Oslos Reichtum

~Nikolaus Bernau

Knapp über dem tiefgrünen Wasser steigt die zarte Schale auf, gebogen wie ein flach springender Wal, oder eine Muschel; man kann sich viele maritime Metaphern ausdenken, um das neue Astrup Fearnley Museum zu beschreiben, das nach den Plänen Renzo Pianos vor Kurzem in Oslo eröffnet wurde, direkt am Fjord gelegen, als öffentlicher Teil eines luxuriösen Wohnungs-Investitionsprojekts auf der Insel Tjuvholmen. Ein kleiner Bau, mit knapp 4 000 m2 Ausstellungsfläche in einer luftigen Halle unter dem Glasdach und kleineren Räumen auf der anderen Seite eines schmalen Kanals, der das Museum in zwei Hälften teilt. Ein winziges Fenster öffnet sich hier zum Fjord und erinnert nur schwerlich an die Naturlichtflut von Pianos jüngeren Museen in Chicago, New York oder dem Isabella Stewart Gardner Museum in Boston.
Die Museumsleute in Oslo scheinen vielmehr der Meinung zu sein, dass Naturlicht die Kunst stört. Auch das von den Berliner Architekten Kleihues + Schuwerk entworfene neue Nationalmuseum nahe dem Rathaus soll außer einer diaphanen Steinhalle nicht einmal für die kostbare Sammlung älterer Malerei Oberlichtsäle erhalten – obwohl das ohne wesentliche Veränderung des Entwurfs möglich wäre. Eine überraschend konservative Ideologie angesichts der modernen Glastechnik und der Begeisterung, die alte Museen und auch Pianos oder Chipperfields Neubauten gerade wegen ihres lebendigen Naturlichts hervorrufen.

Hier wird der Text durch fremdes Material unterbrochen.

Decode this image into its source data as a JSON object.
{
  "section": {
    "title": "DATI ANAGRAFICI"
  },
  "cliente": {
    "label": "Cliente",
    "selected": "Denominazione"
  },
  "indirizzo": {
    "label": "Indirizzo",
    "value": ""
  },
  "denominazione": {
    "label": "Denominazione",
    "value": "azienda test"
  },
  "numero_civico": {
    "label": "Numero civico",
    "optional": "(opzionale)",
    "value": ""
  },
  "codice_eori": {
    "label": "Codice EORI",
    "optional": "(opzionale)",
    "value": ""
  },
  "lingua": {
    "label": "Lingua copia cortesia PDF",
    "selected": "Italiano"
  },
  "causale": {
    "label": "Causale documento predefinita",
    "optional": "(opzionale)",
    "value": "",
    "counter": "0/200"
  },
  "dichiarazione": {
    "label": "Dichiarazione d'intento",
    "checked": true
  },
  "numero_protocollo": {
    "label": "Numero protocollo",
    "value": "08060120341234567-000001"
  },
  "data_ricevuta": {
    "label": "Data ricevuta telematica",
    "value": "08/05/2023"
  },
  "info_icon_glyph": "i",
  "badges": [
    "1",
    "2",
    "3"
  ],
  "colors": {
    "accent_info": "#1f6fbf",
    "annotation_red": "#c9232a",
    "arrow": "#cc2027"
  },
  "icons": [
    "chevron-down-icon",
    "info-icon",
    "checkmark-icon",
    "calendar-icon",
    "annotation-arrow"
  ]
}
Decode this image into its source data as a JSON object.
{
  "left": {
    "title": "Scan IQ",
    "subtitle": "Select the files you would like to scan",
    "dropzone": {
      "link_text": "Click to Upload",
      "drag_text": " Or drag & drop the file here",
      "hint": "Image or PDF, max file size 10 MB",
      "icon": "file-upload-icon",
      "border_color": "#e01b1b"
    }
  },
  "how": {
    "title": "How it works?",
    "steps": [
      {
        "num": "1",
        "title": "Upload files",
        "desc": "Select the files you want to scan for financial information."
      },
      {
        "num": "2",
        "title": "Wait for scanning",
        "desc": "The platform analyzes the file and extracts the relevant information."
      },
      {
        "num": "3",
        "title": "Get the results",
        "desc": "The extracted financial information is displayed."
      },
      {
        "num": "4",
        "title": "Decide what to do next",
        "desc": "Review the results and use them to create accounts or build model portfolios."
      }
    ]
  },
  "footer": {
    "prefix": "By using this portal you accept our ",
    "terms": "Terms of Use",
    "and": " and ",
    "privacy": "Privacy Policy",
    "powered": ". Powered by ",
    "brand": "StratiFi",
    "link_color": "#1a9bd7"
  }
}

Beide Projekte sind Teil der viel debattierten Umgestaltung des Hafenbeckens von Oslo (s. db 7/2010, S. 44), die manche Vollbremsung erlebt. Zu rühmen ist der 2008 vollzogene Sturz von Rem Koolhaas‘ Entwurf einer neuen Stadtbibliothek. Zu groß, zu kalt, zu maschinell und v. a. am falschen Platz. Jetzt will man die Bibliothek zentraler zwischen dem Hauptbahnhof und der Nationaloper von Snøhetta bauen. Bei der jüngsten Ausstellung in der Deichmann-Bibliothek zeigte sich der Entwurf von Lund Hagen von 2009 immer noch sehr dramatisch, sehr auf Form ausgerichtet. Umstrittener aber ist der Neubau für das städtische Munch-Museum. Kürzlich haben die Rechtsnationalen im Stadtrat populistisch durchgesetzt, dass das Projekt von Herreros Architects auf dem Paulsenkai gestoppt wird. Ihre Frage war aber nicht unberechtigt: Warum soll das »alte« Munch-Museum in einem Arbeitervorort aufgegeben werden, nach nur knapp 30 Jahren Nutzung? Wäre es nicht sinnvoller, dort zu erweitern – oder die alte Nationalgalerie zu nutzen? Bisher ist nämlich nicht einmal ansatzweise klar, was mit diesem wunderbaren historischen Bau nach dem Auszug der Nationalmuseumssammlungen geschehen soll. Norwegen kann sich solche Verschwendung offenbar leisten.